# USOS PRINCIPALES DEL AGUA > Energía > Nuclear >  La nuclear ocupa en España el primer puesto de generación eléctrica

## F. Lázaro

Viernes, 15 Mayo 2015 

En 2014, la energía nuclear fue la fuente que más electricidad generó. En lo que llevamos de año, se vuelve a situar, con un 23,1%, en la tecnología que más electricidad aporta al sistema. *Datos de Red Eléctrica de España (REE) recogen que entre enero y abril de 2015 la energía nuclear ha generado el 23,1% de la electricidad, seguido por la eólica, con un 22,9%, el carbón (15,4%), la hidráulica (14,3%), la cogeneración y otros (10%), el ciclo combinado (8,4%), la solar (4,2%) y la térmica renovable (1,7%).*



Durante el mes de abril, las centrales nucleares españolas aportaron el 24,2% de la electricidad y, en este mes, según REE "el 63,9% de la producción eléctrica procedió de tecnologías que no emiten CO2".

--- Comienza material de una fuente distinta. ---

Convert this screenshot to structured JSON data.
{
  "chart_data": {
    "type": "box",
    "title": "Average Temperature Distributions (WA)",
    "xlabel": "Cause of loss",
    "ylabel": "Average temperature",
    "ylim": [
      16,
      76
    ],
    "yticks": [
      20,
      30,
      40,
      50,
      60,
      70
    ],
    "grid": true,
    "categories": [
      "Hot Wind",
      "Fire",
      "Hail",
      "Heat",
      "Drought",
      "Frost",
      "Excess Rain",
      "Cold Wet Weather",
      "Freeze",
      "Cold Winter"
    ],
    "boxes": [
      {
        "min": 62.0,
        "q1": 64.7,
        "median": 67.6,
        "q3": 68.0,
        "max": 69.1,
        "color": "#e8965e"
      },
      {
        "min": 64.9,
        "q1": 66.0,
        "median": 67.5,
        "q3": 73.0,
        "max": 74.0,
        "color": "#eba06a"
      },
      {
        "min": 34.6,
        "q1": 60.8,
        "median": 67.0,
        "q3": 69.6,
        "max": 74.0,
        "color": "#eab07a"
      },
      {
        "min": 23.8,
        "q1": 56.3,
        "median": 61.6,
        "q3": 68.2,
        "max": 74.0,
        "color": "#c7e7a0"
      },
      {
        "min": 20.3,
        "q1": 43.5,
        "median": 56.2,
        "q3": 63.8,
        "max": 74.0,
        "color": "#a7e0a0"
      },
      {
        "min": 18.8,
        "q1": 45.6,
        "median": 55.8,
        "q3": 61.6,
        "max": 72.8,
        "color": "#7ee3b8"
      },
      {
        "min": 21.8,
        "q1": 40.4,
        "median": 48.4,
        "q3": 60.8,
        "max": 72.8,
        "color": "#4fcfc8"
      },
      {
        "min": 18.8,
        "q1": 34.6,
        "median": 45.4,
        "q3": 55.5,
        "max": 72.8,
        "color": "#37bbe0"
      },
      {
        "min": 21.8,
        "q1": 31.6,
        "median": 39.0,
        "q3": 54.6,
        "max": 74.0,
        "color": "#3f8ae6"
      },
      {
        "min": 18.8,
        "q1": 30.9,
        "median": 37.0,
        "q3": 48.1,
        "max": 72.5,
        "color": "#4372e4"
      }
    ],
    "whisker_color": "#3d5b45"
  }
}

La demanda peninsular de energía eléctrica en el mes de abril, una vez tenidos en cuenta los efectos del calendario y las temperaturas, ha crecido un 0,3% con respecto al mismo mes del año anterior. La demanda bruta ha sido de 18.828 GWh, un 0,3% superior a la de abril del 2014, según REE.

En los cuatro primeros meses del año, corregidos los efectos del calendario y las temperaturas, el consumo ha sido un 1,2% superior al del año pasado. "La demanda eléctrica bruta en este periodo ha sido de 83.661 GWh, un 1,9% más que en el mismo periodo del 2014", precisa REE.

Fuente: http://www.foronuclear.org/es/notici...cion-electrica

----------

Jonasino (18-may-2015)

----------


## NoRegistrado

Normal.
En años en que ha llovido más, las eléctricas han dado un tantarantán a los embalses de la leche. Y ahora los tienen en el nivel de resguardo. Menos los de siempre.

 Son las consecuencias de ésta nefasta política energética contraria al interés de los ciudadanos.

Saludos. Miguel.

----------